FAQs about PSP
Outlines key changes for the sector and for vulnerable children and their families, kin and carers as well as how service providers can get questions answered
What is the Permanency Support Program?
The Permanency Support Program is the name for changes we’re making to child protection and out-of-home care from 1 October 2017.
The main change is a shift from a ‘placement-based’ service system to a child- and family-centred service system that focuses on individual needs and helping families to change.
This aims to give more children and young people safe and stable homes in which they can thrive, and reduce the number of children who enter or remain in statutory care for long periods.
The changes have four main components:
- permanency and early intervention principles built into casework
- working intensively with birth parents and families to support change
- a new approach to the recruitment, development and support of guardians, adoptive parents and other carers
- Intensive Therapeutic Care system reform.
How is the Permanency Support Program supporting vulnerable Aboriginal children and young people?
Under the Permanency Support Program we're continuing to work with Aboriginal service providers to ensure Aboriginal children maintain a close connection with their families, community and culture.
FACS, in partnership with AbSec, is committed to strengthening the capacity of Aboriginal service providers so that they are better equipped to keep Aboriginal children safe and cared for, in their families or with kin.
This includes expanding the Aboriginal workforce across different supports and services that vulnerable children, young people and their families and kin might require, to enhance prevention, preservation and restoration to families and kin where possible.
All service providers must work with Aboriginal and non-Aboriginal family and kin to support family preservation in the first instance, using culturally safe evidence-based tools like Family Group Conferencing.
Where restoration is not possible, guardianship can be an important pathway to permanency for some Aboriginal children. Legislation also allows for the adoption of Aboriginal children and young people when the making of an adoption order is clearly preferable and in the best interests of the child to any other care arrangement. The Aboriginal Child and Young Person Placement Principles apply.
FACS, in partnership with AbSec, is developing the pilot for an Aboriginal guardianship support model so it’s easier to achieve stable, loving and permanent homes with family and kin through guardianship.
How do we know the Permanency Support Program will achieve its objectives?
The Permanency Support Program is based on evidence from other jurisdictions.
In Illinois, New York and Tennessee, out-of-home care populations dropped significantly through the use of performance based contracts for NGO partners, a continuum of supports, and a focus on permanency.
We’ve also modelled the Permanency Support Program on recent changes to contracting in the Australian Capital Territory.
How did the Permanency Support Program originate?
The Permanency Support Program originated from a number of initiatives to increase exits, reduce entries and ensure children and young people receive quality services and supports.
This includes the introduction of performance- and outcomes-based contracts to encourage our NGO partners to focus their efforts on achieving safety, permanency and wellbeing outcomes, and ensure that the services they provide align with the permanent placement principles introduced into the Children and Young Persons (Care and Protection) Act 1998 on 1 October 2014.
The Independent Review of Out-of-Home Care (‘Tune Review’) in 2016 confirmed that these initiatives should set the groundwork for a broader reform to:
- better fit the system to the needs of children and young people
- enhance collaboration between FACS, NGOs and families and kin
- invest more up front to support families and kin keep their children at home.
The Permanency Support Program draws all these objectives together under the one reform.
When will the Aboriginal Case Management Policy be released?
The details of the Aboriginal Case Management Policy are still being negotiated.
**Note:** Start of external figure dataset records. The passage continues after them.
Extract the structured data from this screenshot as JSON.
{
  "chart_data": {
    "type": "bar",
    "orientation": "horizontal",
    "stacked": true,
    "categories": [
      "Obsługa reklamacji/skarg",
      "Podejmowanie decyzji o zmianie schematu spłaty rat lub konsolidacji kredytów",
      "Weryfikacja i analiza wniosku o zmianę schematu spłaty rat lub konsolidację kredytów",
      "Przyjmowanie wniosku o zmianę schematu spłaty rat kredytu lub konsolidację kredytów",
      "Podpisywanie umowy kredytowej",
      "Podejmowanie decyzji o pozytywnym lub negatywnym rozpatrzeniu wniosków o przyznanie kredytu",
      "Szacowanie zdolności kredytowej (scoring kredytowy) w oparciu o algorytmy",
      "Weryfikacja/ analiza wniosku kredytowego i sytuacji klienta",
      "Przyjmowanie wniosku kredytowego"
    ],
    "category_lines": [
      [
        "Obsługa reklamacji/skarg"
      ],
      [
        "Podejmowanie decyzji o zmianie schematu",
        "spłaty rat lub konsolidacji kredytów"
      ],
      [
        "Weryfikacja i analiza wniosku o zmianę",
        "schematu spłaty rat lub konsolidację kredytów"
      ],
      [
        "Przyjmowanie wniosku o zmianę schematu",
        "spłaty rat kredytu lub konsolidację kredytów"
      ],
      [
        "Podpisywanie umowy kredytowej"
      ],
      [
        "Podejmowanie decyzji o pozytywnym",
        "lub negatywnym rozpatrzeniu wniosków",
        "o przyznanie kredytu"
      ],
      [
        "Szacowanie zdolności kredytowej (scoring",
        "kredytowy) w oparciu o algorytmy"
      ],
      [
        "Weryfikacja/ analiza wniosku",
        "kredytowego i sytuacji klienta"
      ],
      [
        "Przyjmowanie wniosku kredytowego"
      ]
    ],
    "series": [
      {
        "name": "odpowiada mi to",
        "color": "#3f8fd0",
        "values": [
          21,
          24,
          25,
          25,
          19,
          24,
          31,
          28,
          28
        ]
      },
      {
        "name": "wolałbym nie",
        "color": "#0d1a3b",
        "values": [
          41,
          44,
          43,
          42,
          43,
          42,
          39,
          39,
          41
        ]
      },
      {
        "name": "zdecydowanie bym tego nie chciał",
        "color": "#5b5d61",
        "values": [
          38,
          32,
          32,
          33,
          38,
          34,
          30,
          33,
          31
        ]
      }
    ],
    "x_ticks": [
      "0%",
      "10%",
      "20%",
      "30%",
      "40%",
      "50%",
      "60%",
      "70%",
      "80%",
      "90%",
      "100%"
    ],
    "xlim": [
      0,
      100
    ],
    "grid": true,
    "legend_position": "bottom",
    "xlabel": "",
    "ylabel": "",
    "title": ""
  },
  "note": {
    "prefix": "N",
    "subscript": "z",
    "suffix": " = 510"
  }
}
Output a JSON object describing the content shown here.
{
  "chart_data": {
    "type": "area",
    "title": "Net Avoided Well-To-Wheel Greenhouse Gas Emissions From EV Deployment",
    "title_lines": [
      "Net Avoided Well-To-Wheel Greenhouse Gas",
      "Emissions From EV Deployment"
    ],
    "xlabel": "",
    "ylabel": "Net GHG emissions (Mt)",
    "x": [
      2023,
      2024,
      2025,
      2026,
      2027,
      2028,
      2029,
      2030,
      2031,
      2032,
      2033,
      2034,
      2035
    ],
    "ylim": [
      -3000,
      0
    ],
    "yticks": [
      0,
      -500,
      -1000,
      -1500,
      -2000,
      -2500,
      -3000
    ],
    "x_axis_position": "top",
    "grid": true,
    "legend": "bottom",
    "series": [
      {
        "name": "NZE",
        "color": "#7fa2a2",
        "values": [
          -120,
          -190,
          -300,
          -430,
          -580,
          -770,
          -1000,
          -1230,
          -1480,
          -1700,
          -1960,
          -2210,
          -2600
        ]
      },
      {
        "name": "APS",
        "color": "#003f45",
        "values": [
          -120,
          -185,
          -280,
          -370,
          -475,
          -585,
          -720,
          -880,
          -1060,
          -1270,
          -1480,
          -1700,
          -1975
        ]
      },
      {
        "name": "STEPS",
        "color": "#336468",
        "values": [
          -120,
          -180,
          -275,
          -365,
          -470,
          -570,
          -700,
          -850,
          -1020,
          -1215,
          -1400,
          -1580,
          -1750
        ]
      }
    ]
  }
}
Once this is finalised, the policy will be released. It is expected that this will be available by 1 July 2018.
What resourcing is there for the Aboriginal sector to better meet the needs of Aboriginal children and young people? In the interim, what strategies are in place to support quality Aboriginal/non-Aboriginal agency partnership and joint work?
FACS has commissioned 10 accredited Aboriginal agencies to deliver permanency outcomes for Aboriginal children and young people. These agencies have implementation plans that outline:
- agency responsibility
- milestones and dates
- resources and support needed to achieve each goal.
There are also seven established partnerships between accredited non-Aboriginal and Aboriginal agencies. These partnerships aim to boost capacity and independence in the Aboriginal sector.
The NSW Government has committed to a gradual transition of OOHC from FACS to the non-government sector since March 2012 under the Keep Them Safe: A shared approach to child wellbeing initiative. One of its principles is that Aboriginal children and young people are supported by Aboriginal carers and caseworkers within accredited community-controlled Aboriginal agencies.
The OOHC transition is being driven by the Aboriginal Industry Development Strategy and is designed to:
- steadily increase the number of contracted places in Aboriginal agencies
- support Aboriginal agencies to recruit new carers and receive new entrants
- increase Family Finding efforts
- reduce Aboriginal entries into OOHC.
An Aboriginal Case Management Policy and Practice Guidance are also being developed to guide how practitioners case manage Aboriginal children and young people. These documents are expected to be used by both Aboriginal and non-Aboriginal organisations.